The behaviour of the priests didn’t just speak to the nation of Israel, but to the surrounding nations. Way back when they walked around Jericho and witnessed the walls tumbling, the message then was that God was someone to be reckoned with, someone to fear. The tribes of Canaan knew they didn’t stand a chance and one of them, the Gibeonites, went so far as to concoct an elaborate scheme to make sure they were not annihilated.
During Hosea’s time the surrounding nations did not see God in the same way. Israel was not any different from any other nation, and their “god” was not any different from a hundred other “gods” either.
The story that we tell through the words we speak and the lives we live matters. It is little wonder that the secular world sees nothing that demands respect in many Christian churches, or in the lives of people who claim to be Christians. We have settled for something less than holiness and surrendered that which draws people through us to God.
Tonight I am going to a poetry club held at the Sunset Café in Inverness. I went to observe rather than participate. This time I am diving in. I worked out a way to download a number of poems onto my Kindle. I thought about the nature of the group, the kind of poems they shared that evening and trawled through my poems to select the secular ones. They were not there, I reasoned, to be preached at, but to enjoy good poetry.
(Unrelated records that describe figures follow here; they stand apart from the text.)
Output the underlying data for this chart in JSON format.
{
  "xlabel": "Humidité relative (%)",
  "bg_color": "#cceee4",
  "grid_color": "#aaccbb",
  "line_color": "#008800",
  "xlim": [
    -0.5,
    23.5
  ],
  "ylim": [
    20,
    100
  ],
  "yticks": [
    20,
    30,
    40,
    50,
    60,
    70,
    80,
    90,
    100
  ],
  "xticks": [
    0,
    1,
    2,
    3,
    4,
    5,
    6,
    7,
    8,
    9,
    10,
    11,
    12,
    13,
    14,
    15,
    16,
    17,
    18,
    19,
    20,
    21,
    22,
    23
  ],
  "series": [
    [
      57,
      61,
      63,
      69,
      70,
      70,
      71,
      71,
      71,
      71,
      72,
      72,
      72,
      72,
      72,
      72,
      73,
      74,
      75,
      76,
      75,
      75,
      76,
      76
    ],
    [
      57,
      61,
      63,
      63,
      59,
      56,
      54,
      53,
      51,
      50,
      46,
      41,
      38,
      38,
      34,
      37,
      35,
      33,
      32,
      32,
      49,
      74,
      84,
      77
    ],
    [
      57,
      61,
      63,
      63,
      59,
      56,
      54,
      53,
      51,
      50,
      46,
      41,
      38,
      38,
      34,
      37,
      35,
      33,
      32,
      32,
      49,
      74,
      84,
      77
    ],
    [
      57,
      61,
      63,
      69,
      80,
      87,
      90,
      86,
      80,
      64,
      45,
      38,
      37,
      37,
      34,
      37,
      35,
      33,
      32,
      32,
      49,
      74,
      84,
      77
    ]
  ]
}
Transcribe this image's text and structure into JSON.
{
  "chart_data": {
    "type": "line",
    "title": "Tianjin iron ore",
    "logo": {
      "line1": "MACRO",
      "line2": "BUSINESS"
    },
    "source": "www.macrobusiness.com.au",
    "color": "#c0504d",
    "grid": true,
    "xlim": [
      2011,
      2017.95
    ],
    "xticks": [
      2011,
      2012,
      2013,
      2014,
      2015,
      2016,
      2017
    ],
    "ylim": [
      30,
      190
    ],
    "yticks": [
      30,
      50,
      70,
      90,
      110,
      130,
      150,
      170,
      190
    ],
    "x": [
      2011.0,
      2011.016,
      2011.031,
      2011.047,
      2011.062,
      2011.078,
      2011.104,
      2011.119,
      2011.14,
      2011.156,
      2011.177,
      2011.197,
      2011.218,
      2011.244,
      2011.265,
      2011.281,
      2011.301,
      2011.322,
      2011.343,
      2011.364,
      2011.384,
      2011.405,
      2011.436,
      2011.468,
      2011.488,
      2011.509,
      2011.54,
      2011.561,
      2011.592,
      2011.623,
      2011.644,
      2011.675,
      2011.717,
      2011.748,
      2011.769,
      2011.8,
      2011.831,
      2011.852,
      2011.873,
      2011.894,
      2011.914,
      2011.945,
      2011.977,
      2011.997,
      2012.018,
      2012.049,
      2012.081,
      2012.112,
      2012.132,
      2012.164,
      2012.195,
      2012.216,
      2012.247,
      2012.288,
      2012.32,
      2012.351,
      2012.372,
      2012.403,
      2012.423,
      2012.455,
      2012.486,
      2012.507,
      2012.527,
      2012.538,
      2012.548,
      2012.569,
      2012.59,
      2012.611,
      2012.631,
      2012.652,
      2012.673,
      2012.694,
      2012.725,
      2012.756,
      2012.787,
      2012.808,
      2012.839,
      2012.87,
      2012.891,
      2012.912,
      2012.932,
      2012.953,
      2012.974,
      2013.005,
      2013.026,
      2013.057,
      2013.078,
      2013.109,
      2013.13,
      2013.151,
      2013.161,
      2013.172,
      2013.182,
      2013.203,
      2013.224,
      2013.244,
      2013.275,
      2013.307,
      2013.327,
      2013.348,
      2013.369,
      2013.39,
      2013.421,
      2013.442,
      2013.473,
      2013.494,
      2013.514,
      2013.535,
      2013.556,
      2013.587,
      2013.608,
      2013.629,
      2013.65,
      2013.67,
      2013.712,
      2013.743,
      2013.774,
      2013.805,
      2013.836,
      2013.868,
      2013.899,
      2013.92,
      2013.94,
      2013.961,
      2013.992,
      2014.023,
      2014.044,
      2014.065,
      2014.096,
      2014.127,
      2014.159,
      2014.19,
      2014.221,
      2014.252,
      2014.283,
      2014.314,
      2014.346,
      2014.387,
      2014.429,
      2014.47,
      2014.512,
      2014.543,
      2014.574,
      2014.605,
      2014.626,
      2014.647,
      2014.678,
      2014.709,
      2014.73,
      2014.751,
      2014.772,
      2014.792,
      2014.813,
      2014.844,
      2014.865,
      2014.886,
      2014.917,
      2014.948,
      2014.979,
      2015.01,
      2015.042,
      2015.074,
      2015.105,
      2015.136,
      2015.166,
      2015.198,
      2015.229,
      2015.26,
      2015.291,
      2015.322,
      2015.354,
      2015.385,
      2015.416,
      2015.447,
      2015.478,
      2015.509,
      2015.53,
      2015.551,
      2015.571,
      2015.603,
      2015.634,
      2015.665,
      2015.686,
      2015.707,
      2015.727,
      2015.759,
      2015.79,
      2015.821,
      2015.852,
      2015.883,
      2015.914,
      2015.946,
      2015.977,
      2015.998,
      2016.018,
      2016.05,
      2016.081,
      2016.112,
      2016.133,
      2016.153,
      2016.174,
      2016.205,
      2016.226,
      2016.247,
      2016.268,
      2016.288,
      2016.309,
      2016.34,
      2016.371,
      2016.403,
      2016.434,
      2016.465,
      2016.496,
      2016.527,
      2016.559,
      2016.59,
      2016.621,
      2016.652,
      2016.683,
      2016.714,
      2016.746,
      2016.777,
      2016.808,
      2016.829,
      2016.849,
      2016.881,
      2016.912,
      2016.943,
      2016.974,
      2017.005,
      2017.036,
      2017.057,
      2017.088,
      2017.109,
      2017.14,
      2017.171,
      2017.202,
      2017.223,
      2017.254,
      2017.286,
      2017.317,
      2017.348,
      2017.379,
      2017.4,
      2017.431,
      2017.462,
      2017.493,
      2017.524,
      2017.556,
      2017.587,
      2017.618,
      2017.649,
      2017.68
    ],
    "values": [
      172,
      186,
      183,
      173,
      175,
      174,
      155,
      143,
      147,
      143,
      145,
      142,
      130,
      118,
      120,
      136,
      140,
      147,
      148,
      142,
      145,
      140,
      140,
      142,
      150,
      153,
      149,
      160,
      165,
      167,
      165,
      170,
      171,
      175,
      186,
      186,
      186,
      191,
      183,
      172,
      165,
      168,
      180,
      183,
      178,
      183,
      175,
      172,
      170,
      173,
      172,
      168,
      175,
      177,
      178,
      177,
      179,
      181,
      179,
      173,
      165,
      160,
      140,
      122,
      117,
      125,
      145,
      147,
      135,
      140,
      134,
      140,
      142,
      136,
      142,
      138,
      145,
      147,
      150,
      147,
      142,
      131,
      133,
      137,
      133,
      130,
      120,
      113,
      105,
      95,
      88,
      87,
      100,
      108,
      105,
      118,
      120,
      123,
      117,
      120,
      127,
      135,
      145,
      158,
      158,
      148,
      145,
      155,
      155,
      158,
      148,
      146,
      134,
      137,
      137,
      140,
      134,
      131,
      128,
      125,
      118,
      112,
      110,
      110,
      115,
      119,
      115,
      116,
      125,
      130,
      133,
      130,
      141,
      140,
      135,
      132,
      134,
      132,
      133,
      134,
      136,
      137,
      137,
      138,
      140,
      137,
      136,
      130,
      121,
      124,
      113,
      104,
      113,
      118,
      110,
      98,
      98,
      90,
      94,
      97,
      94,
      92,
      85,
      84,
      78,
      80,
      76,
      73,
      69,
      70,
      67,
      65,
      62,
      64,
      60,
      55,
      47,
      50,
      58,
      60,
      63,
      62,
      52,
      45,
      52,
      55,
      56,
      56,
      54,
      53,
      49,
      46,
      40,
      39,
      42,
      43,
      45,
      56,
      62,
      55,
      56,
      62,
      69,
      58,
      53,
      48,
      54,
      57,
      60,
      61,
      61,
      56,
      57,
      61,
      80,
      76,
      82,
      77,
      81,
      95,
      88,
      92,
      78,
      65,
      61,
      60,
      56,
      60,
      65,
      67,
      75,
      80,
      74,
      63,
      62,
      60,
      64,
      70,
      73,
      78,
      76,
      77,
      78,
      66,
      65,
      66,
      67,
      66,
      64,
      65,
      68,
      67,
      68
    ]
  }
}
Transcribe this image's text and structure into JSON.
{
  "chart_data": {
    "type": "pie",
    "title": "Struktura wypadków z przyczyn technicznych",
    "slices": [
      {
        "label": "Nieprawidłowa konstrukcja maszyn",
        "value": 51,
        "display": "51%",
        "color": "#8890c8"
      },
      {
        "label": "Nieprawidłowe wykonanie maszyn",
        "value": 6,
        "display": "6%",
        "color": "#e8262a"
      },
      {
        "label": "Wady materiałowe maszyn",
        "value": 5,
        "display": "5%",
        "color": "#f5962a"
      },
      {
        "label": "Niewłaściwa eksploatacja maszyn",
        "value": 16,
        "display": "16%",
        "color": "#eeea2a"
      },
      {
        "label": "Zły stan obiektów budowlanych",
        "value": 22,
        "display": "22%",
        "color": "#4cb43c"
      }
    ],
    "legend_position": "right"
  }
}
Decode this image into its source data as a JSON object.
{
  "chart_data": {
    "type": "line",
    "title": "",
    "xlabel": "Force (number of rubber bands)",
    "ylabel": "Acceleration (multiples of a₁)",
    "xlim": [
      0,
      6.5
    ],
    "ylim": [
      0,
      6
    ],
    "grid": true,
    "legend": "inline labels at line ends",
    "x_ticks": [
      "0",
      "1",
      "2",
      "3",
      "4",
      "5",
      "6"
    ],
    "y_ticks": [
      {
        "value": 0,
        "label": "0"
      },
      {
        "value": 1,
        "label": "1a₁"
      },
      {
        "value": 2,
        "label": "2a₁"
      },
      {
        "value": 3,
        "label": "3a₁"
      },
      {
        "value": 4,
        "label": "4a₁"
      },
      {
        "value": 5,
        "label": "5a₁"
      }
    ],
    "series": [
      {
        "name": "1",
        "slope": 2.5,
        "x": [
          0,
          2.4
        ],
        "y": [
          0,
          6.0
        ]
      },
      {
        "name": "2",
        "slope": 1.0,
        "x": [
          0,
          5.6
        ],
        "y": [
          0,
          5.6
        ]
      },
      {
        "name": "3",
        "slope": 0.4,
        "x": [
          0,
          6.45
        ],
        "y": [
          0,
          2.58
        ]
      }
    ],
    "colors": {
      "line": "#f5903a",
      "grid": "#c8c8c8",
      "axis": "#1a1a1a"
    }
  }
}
I thought about my selection this morning as I was sitting with God. I thought of the priests telling the less-than-truthful story to the nation. I don’t really write poems that preach at people. How could I communicate to them the joy that God inspires in me if I avoid those poems that express that joy? If I just stick to my secular poems, which are not inoffensive by any means, where does it say that God has any place at all in my life?
So I am re-thinking the story that I want to share through my poems tonight.
Moreover, I am rethinking the whole message my life speaks and what is says about God.